Спящая - Мария Евгеньевна Некрасова
– В школу-то идём? – Миха так и стоял в куртке, перекладывая из руки в руку свой рюкзак.
– Иди, – говорю. – Мне ещё в аптеку бежать.
– Я сбегаю! – подхватил Миха и подмигнул. – Ты с ними побудь. Дед, похоже, не выспался, подмени его.

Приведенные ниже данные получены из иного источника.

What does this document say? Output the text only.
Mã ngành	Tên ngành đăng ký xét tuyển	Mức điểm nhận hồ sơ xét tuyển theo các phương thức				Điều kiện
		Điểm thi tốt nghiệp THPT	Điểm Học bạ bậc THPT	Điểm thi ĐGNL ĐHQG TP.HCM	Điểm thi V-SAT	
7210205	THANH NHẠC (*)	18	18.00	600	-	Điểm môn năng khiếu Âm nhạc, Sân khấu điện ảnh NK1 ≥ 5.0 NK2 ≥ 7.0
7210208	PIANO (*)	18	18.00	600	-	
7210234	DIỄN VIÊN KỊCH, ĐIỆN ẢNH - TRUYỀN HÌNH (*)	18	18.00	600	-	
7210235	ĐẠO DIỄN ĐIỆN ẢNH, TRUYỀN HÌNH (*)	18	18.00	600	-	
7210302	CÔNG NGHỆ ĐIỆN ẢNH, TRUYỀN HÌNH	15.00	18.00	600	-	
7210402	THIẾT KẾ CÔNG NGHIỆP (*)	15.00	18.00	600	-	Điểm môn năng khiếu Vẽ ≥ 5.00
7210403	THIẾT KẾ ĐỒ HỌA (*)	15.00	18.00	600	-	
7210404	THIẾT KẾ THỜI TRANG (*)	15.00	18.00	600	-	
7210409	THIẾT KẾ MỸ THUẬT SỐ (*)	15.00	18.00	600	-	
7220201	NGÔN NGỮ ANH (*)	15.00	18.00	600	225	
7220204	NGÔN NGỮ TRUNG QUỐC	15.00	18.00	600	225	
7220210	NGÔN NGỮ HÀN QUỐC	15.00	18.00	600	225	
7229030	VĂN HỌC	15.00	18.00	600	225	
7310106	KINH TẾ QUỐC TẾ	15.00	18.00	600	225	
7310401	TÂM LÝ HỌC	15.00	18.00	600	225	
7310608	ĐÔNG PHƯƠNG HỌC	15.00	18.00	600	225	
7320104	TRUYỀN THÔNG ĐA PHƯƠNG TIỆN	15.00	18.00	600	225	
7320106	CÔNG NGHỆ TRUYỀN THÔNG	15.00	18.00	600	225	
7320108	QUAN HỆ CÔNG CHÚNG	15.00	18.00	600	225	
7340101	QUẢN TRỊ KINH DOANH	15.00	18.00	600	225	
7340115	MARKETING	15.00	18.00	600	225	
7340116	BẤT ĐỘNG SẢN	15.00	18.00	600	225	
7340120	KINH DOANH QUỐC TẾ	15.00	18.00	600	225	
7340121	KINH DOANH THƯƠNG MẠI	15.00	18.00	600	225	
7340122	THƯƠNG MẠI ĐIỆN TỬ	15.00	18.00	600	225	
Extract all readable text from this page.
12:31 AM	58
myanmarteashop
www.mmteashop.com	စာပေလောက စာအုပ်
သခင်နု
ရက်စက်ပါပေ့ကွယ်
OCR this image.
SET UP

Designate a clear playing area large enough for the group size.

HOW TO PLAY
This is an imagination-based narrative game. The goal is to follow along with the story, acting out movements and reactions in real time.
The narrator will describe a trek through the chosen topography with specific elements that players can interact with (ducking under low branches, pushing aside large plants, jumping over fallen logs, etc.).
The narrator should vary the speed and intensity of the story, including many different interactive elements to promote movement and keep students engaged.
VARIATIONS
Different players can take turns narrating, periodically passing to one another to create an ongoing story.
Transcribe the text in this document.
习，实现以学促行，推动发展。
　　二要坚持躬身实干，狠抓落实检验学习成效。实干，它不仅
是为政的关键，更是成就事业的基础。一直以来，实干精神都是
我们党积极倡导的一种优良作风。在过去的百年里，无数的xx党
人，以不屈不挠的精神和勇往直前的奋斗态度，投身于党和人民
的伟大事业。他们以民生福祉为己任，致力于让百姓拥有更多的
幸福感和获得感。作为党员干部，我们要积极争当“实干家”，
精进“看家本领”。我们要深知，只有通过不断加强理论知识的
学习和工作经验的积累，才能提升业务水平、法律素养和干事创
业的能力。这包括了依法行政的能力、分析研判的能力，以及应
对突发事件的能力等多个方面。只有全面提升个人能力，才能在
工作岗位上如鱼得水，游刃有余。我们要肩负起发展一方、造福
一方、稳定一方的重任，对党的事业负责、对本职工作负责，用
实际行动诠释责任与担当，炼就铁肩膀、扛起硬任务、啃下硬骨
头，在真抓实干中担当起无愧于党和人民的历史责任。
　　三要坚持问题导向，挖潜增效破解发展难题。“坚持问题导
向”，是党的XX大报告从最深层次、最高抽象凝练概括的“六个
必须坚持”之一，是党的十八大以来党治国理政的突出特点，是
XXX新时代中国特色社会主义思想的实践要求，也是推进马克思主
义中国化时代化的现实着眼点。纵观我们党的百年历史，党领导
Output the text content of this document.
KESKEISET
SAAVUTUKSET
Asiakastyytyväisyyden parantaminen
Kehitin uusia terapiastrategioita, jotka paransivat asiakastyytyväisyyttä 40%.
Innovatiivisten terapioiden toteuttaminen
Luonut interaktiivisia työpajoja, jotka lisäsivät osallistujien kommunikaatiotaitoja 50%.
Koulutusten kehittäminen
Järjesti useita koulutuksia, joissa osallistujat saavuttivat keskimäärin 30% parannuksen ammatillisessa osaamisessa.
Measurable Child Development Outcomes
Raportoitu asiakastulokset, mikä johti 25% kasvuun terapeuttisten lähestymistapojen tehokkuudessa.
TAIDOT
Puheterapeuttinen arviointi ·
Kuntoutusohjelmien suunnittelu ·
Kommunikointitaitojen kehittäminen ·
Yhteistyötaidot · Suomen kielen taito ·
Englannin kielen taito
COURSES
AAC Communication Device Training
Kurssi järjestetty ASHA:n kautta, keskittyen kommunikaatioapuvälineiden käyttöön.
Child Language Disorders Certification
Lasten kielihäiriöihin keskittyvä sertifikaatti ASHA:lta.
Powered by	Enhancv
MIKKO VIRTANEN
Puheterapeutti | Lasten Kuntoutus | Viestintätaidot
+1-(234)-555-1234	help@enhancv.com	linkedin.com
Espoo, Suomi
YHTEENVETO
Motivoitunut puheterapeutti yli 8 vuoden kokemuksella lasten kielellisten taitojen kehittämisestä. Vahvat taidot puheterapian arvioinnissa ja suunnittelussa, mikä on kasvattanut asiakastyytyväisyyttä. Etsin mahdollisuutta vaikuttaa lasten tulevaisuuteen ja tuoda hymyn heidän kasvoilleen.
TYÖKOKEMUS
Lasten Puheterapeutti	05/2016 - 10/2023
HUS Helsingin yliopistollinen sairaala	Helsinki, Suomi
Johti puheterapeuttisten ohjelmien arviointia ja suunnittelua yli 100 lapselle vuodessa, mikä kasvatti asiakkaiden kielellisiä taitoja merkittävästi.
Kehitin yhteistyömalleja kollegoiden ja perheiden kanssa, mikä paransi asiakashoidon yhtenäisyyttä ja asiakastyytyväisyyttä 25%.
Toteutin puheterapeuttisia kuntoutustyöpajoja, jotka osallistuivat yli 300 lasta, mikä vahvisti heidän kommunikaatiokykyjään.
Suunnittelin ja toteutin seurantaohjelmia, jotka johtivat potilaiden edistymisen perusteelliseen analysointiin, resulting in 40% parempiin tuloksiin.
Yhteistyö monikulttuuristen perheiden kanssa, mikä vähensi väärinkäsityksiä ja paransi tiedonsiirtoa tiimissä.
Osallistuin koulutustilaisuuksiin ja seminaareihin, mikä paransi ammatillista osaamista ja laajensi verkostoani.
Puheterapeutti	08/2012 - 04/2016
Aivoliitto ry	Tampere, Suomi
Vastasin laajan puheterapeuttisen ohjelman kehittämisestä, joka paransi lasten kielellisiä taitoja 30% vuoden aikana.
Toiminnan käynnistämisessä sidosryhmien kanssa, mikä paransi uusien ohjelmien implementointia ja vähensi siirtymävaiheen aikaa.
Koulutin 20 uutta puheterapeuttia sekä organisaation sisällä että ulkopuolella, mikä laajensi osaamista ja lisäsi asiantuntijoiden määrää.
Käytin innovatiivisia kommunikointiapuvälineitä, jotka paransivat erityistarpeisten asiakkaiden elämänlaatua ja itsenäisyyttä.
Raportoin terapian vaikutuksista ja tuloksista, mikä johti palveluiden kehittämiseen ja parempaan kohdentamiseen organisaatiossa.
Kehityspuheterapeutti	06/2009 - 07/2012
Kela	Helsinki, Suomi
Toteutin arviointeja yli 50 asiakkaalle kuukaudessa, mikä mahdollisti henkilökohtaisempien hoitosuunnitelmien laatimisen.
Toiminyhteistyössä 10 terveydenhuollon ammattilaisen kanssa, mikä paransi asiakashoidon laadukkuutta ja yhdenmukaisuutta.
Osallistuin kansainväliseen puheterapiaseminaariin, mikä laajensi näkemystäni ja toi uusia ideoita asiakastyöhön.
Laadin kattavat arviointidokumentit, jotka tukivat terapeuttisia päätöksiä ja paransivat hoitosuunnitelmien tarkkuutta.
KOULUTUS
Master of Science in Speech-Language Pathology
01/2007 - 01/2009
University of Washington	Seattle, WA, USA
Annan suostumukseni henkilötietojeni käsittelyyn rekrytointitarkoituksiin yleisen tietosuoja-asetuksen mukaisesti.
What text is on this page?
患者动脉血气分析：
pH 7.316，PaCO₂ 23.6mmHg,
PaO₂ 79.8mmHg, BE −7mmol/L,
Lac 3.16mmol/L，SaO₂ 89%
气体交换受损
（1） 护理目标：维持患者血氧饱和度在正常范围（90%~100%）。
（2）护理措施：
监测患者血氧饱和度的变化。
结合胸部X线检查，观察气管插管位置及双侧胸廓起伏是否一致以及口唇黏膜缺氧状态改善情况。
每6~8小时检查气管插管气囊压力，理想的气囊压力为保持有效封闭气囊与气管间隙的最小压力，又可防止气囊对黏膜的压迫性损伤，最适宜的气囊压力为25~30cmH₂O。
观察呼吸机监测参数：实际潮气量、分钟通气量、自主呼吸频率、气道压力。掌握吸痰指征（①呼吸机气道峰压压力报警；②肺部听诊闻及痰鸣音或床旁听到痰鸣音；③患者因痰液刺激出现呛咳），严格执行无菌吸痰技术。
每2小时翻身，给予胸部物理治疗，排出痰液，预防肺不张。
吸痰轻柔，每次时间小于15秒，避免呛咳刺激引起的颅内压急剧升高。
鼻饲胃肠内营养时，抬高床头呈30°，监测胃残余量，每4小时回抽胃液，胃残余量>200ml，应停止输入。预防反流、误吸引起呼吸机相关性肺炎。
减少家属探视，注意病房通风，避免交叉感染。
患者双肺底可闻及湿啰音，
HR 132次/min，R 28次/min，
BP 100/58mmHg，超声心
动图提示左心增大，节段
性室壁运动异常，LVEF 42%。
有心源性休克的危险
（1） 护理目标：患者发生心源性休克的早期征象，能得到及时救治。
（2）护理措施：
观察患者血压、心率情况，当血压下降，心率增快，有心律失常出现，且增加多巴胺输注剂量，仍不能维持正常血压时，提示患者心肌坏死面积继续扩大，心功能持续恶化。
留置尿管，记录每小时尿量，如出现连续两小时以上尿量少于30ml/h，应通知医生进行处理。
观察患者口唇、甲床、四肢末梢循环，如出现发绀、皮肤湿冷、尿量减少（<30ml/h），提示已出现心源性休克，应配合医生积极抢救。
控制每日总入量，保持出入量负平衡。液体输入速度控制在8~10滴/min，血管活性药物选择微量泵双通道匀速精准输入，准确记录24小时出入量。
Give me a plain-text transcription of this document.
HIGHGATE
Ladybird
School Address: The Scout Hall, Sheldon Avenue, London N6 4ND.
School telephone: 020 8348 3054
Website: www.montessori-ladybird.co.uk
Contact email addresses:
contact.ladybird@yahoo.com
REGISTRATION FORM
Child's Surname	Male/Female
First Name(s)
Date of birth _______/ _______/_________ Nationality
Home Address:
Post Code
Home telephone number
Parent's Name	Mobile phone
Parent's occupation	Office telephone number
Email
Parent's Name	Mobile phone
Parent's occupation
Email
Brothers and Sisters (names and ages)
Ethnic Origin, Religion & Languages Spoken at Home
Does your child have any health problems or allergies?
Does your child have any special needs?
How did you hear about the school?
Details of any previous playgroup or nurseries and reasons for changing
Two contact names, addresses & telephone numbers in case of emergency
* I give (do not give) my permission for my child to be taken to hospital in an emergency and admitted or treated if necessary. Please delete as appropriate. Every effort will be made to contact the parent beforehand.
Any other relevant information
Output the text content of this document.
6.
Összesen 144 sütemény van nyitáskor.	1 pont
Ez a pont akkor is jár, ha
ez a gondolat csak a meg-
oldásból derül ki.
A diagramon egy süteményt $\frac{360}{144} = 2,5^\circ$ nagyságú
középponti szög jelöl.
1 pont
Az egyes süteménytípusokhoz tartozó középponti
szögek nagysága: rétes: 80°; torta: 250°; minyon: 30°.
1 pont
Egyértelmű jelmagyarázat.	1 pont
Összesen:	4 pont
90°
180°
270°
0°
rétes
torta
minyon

Ну кто, скажите, пропустит такой уважительный предлог прогулять школу! Дед Артём был занят и не мог нам помешать, Миха удачно примазался, и, хотя поводов было мало, мы захихикали, как первоклашки.
* * *
Докторша дала Михе внушительный список, и он быстро ретировался. Школьный автобус к тому моменту уже, наверное, проехал полдороги, так что дед Артём не смог бы меня выгнать, даже если бы захотел. Выглядел он не многим лучше Катьки, наверное, ночь не спал. Проводив докторшу и Миху, посмотрел на меня краснющими глазами:
– Добился своего, прогульщик? Всё отцу скажу! Не стыдно?
Мне было не стыдно. Я отпустил его подремать, а сам проскользнул к Катьке.
Она не спала – так, лежала, прикрыв глаза. Гончая опять бросила на меня недовольный взгляд, но сесть позволила. Как же Катька так заболеть-то ухитрилась…
– А ещё они могут помогать… – она это бубнила вроде мне, но всё равно себе под нос.
– Спи, Кать. Потом расскажешь. Я никуда не уйду.
– Это важно. Тор сказал, что деревья – это важно…
Я даже не сразу понял, о ком она, что за Тор: сперва деревья, потом Тор… Но по ноге меня мазнула грязная шерсть, и я сразу вспомнил: собака! Катька назвала так собаку!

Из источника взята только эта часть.